A persistent threat scenario against the U.S. has been foreign terrorist organizations—acting independently or in cooperation with violent transnational criminal organizations, and perhaps backed by anti-American regimes in the region—launching a terrorist attack from across our southern border.

It is a scenario the Obama Administration has recognized but generally minimized. For example, the U.S. State Department’s 2010 Country Reports on Terrorism reported:

The threat of a transnational terrorist attack remained low for most countries in the Western Hemisphere. There were no known operational cells of either al-Qa’ida- or Hizballah-related groups in the hemisphere, although ideological sympathizers in South America and the Caribbean continued to provide financial and moral support to these and other terrorist groups in the Middle East and South Asia.

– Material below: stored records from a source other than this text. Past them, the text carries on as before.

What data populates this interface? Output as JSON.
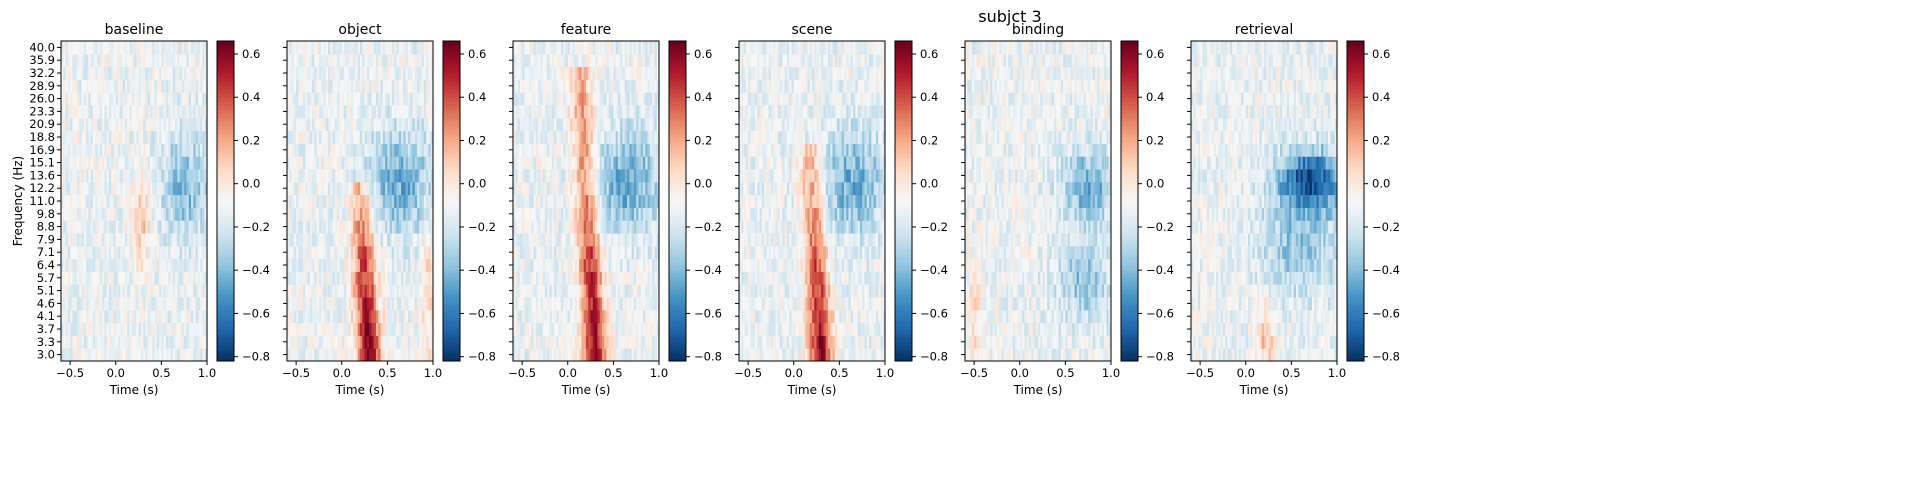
{
  "figure": {
    "suptitle": "subjct 3"
  },
  "chart_data": {
    "type": "heatmap",
    "suptitle": "subjct 3",
    "xlabel": "Time (s)",
    "ylabel": "Frequency (Hz)",
    "xlim": [
      -0.6,
      1.0
    ],
    "x_ticks": [
      -0.5,
      0.0,
      0.5,
      1.0
    ],
    "x_tick_labels": [
      "−0.5",
      "0.0",
      "0.5",
      "1.0"
    ],
    "frequencies": [
      3.0,
      3.3,
      3.7,
      4.1,
      4.6,
      5.1,
      5.7,
      6.4,
      7.1,
      7.9,
      8.8,
      9.8,
      11.0,
      12.2,
      13.6,
      15.1,
      16.9,
      18.8,
      20.9,
      23.3,
      26.0,
      28.9,
      32.2,
      35.9,
      40.0
    ],
    "frequency_labels": [
      "3.0",
      "3.3",
      "3.7",
      "4.1",
      "4.6",
      "5.1",
      "5.7",
      "6.4",
      "7.1",
      "7.9",
      "8.8",
      "9.8",
      "11.0",
      "12.2",
      "13.6",
      "15.1",
      "16.9",
      "18.8",
      "20.9",
      "23.3",
      "26.0",
      "28.9",
      "32.2",
      "35.9",
      "40.0"
    ],
    "colormap": "RdBu_r",
    "color_range": [
      -0.82,
      0.66
    ],
    "colorbar_ticks": [
      0.6,
      0.4,
      0.2,
      0.0,
      -0.2,
      -0.4,
      -0.6,
      -0.8
    ],
    "colorbar_tick_labels": [
      "0.6",
      "0.4",
      "0.2",
      "0.0",
      "−0.2",
      "−0.4",
      "−0.6",
      "−0.8"
    ],
    "panels": [
      {
        "title": "baseline",
        "show_ylabel": true
      },
      {
        "title": "object",
        "show_ylabel": false
      },
      {
        "title": "feature",
        "show_ylabel": false
      },
      {
        "title": "scene",
        "show_ylabel": false
      },
      {
        "title": "binding",
        "show_ylabel": false
      },
      {
        "title": "retrieval",
        "show_ylabel": false
      }
    ]
  }
}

The continued unfolding of the Iran plot to assassinate the Saudi ambassador in the U.S. is also a reason to revisit the terror threat in the Americas. In the indictment and yesterday’s press conference, it became clear that co-defendant Manssor Arbabsiar, a naturalized Iranian living in Texas, traveled repeatedly to Mexico in search of hired assassins willing to work for Iranian payoffs.

There Arbabsiar thought he was enlisting the services of Mexico’s deadliest, most ruthless criminal organization, the Zetas, to carry out the contract assassination in exchange for $1.5 million in Iranian cash. The Zetas, with their paramilitary tactics and ruthless disregard for human life, would make a perfect fit with terror-minded Iranians.

Little wonder Tehran would seek to enlist them as hired executioners to conduct assassinations and wreak havoc in Washington, D.C.

The uncovering of the Iran plot is a wake-up call here in the U.S. but also in the Western Hemisphere. It compels us take an even tougher stance against those who eagerly embrace Iran and act as an Iranian conduit into the Western Hemisphere. Hugo Chavez’s Venezuela—followed by nations like Bolivia, Ecuador, Nicaragua, and Cuba—certainly head the list and require ever-increasing scrutiny.

The growing Hezbollah threat has been well-documented by Ambassador Roger F. Noriega and Jose R. Cardenas in “The Mounting Hezbollah Threat in Latin America” and by investigative journalist Douglas Farah. Hezbollah works closely with Iran’s Revolutionary Guard and Qods Force, whose operative, Gholam Shakuri, was indicted along with Arbabsiar in the plot.

U.S. law enforcement is to be applauded for foiling yet another terrorist plot. The Obama Administration should now follow up the unraveling of the conspiracy with strong international actions against Iran. In the Western Hemisphere, Iran’s allies—who open their doors to Iranian intelligence and terror operatives—should also feel more U.S. and international heat.